If you only had &p then you would need to do the following:
int **q = &p; /* q now points to p */
*q = *q+1;
cout << *p;
That will also output 54 if I am not mistaken.
It's been a while (many years) since I worked with pointers but I know that if p is pointing at the beginning of the array (i.e. p[0]) and you incremented it (i.e. p++) then p will now be pointing at p[1].

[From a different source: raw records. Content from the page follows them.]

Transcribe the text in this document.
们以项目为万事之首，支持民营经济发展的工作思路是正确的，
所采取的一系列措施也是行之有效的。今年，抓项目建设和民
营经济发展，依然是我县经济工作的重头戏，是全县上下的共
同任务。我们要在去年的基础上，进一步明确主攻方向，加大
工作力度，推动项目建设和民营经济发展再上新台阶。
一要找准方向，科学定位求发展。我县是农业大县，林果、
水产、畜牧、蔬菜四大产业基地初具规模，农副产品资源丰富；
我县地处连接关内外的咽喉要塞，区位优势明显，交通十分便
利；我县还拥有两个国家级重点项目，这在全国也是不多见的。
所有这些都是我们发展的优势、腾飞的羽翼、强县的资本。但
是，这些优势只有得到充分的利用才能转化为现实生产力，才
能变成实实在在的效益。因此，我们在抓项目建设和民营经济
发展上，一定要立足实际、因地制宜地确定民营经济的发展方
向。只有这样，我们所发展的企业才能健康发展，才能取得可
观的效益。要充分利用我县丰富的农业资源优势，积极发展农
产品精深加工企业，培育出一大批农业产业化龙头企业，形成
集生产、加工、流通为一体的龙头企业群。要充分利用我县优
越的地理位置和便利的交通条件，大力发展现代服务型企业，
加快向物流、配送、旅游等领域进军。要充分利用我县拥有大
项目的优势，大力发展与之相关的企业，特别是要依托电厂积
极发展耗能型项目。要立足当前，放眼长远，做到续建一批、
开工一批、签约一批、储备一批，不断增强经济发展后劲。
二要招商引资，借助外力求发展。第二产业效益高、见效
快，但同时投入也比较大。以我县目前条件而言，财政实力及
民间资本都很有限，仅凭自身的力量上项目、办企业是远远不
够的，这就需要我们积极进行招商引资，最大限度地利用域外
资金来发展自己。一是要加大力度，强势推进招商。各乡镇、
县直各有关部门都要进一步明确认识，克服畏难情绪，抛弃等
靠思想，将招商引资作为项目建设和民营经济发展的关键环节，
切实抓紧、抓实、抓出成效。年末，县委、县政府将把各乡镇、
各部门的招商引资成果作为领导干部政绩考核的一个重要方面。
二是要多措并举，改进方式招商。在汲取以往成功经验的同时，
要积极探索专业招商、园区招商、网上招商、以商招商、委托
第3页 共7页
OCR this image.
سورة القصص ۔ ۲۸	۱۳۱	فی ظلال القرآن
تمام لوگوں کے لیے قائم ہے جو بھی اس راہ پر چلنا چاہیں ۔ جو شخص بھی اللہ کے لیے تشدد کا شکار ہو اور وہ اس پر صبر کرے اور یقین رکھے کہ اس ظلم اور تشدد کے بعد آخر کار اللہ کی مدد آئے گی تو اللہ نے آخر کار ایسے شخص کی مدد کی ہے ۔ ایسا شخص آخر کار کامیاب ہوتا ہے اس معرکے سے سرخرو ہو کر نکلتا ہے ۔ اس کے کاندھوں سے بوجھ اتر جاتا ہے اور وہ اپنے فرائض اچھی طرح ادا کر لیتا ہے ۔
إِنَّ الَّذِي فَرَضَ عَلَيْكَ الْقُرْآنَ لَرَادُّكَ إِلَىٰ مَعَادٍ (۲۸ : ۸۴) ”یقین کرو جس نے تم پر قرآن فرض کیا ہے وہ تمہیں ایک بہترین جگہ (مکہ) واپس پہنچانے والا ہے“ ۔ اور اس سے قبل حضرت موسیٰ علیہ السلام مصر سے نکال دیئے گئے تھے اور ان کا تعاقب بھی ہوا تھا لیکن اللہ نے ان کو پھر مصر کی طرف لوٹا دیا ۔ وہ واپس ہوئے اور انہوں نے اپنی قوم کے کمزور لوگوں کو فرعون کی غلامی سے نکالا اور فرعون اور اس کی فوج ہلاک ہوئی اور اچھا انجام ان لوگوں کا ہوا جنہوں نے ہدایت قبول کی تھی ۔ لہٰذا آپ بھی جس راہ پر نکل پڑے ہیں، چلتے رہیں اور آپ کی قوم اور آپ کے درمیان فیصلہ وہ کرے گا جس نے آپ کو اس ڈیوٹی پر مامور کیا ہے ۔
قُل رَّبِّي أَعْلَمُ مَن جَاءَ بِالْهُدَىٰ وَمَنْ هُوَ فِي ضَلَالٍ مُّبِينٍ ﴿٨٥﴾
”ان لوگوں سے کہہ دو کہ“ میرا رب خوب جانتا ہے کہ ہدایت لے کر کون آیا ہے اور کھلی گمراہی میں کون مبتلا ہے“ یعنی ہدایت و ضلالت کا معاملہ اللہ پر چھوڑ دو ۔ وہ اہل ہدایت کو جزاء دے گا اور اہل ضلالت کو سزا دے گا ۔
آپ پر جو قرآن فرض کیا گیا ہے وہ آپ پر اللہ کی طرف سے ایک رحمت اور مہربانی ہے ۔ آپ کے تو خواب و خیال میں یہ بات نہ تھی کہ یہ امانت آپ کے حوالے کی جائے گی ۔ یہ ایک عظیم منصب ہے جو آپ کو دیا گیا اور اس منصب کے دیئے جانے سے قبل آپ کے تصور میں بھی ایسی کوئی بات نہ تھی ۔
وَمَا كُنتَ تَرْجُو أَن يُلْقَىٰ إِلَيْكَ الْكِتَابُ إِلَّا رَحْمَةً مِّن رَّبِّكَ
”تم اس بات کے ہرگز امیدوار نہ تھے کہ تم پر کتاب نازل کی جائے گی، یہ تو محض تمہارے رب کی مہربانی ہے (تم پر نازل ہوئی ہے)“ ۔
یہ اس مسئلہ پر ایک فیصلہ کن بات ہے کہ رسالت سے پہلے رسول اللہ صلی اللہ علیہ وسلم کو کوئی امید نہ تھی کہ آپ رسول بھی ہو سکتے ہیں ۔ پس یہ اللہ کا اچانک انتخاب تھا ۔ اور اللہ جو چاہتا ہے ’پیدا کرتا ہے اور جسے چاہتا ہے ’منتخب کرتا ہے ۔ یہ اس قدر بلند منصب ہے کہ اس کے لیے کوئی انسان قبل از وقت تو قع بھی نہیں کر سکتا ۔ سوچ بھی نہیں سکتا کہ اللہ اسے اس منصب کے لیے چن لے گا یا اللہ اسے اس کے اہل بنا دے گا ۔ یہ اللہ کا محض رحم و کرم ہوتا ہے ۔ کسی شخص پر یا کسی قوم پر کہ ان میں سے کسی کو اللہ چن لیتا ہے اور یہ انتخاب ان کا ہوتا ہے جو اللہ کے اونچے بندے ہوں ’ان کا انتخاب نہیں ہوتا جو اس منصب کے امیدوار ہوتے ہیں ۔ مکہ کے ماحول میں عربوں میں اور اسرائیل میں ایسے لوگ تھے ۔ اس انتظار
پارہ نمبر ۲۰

I think that you have to de-reference p to get to the value. You dereference a pointer by putting a * in front of it.
So *p = 33 with change p[0] to 33.
I'm guessing that to get the second element you would use *(p+1) so the syntax you'd need would be:
cout << *(p+1)
or
cout << *(++p)
I like to do this:
&p[1]
To me it looks neater.
Think of "pointer types" in C and C++ as laying down a very long, logical row of cells superimposed on the bytes in the memory space of the CPU, starting at byte 0. The width of each cell, in bytes, depends on the "type" of the pointer. Each pointer type lays downs a row with differing cell widths. A "int *" pointer lays down a row of 4-byte cells, since the storage width of an int is 4 bytes. A "double *" lays down a 8-byte per-cell row; a "struct foo *" pointer lays down a row with each cell the width of a single "struct foo", whatever that is. The "address" of any "thing" is the byte offset, starting at 0, of the cell in the row holding the "thing".Pointer arithmetic is based on cells in the row, not bytes. "*(p+10)" is a reference to the 10th cell past "p", where the cell size is determined by the type of p. If the type of "p" is "int", the address of "p+10" is 40 bytes past p; if p is a pointer to a struct 1000 bytes long, "p+10" is 10,000 bytes past p. (Note that the compiler gets to choose an optimal size for a struct that may be larger than what you'd think; this is due to "padding" and "alignment". The 1000 byte struct discussed might actually take 1024 bytes per cell, for example, so "p+10" would actually be 10,240 bytes past p.)